“We are now well astride of our steed, China; but the steed has long roamed wild and is run down: it needs grooming, more grain, more training. Further, our saddle and bridle are as yet mere makeshifts: would steed and trappings stand the strain of war? And what would that strain be?

“As for America—that fatuous booby with much money and much sentiment, but no cohesion, no brains of government; stood she alone we should not need our China steed. Well did my friend speak the other day when he called her people a race of thieves with the hearts of rabbits. America, to any warrior race, is not as a foe, but as an immense melon, ripe for the cutting. But there are other warrior races—England, Germany—would they look on and let us slice and eat our fill? Would they?

“But, using China as our steed, should our first goal be the land? India? Or the Pacific, the sea that must be our very own, even as the Atlantic is now England’s? The land is tempting and easy, but withal dangerous. Did we begin there, the coarse white races would too soon awaken, and combine, and forever immure us within our long since grown intolerable bounds. It must, therefore, be the sea; but the sea means the Western Americas and all the islands between; and with those must soon come Australia, India. And then the battling for the balance of world-power, for the rest of North America. Once that is ours, we own and control the whole—a dominion worthy of our race!

“North America alone will support a billion people; that billion shall be Japanese with their slaves. Not arid Asia, nor worn-out Europe (which, with its peculiar and quaint relics and customs should in the interests of history and culture, be in any case preserved), nor yet tropical Africa, is fit for our people. But North America, that continent so succulently green, fresh, and unsullied—except for the few chattering, mongrel Yankees—should have been ours by right of discovery: it shall be ours by the higher, nobler right of conquest.”[33]

This apostle of Japanese world-dominion then goes on to discuss in detail how his programme can best be attained.
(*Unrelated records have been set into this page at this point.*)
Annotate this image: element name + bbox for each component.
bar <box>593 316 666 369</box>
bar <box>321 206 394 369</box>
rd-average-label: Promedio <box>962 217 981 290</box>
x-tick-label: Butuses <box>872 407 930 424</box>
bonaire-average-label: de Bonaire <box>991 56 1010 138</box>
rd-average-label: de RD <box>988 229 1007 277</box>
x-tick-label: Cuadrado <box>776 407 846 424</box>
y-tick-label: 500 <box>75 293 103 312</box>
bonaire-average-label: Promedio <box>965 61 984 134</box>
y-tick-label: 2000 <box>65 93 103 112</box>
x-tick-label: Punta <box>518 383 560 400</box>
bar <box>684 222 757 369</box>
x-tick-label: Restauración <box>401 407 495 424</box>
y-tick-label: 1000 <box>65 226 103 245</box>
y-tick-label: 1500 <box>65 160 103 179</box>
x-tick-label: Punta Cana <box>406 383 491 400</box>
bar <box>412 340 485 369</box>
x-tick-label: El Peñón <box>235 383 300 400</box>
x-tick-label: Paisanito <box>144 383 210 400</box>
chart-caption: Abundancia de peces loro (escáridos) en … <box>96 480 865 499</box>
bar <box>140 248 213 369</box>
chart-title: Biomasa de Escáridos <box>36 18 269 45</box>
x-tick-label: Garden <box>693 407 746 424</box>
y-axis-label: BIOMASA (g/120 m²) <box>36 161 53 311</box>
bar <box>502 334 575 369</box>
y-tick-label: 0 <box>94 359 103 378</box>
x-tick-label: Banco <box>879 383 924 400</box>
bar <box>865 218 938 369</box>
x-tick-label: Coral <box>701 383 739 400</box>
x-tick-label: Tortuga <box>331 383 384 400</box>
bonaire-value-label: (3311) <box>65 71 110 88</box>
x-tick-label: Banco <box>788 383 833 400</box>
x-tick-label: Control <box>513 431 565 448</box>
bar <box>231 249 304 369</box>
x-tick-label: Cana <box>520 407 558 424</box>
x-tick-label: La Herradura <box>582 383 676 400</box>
It should be remembered that at the time he wrote America was still an unarmed nation, apparently ridden by pacifism. Such imperialist extravagances as the above do not represent the whole of Japan. But they do represent a powerful element in Japan, against which the white world should be forewarned.


CHAPTER III

BROWN MAN’S LAND

Brown Man’s Land is the Near and Middle East. The brown world stretches in an immense belt clear across southern Asia and northern Africa, from the Pacific to the Atlantic Oceans. The numbers of brown and yellow men are not markedly unequal (450,000,000 browns as against 500,000,000 yellows), but in most other respects the two worlds are sharply contrasted. In the first place, while the yellow world is a fairly compact geographical block, the brown world sprawls half-way round the globe, and is not only much greater in size, but also infinitely more varied in natural features.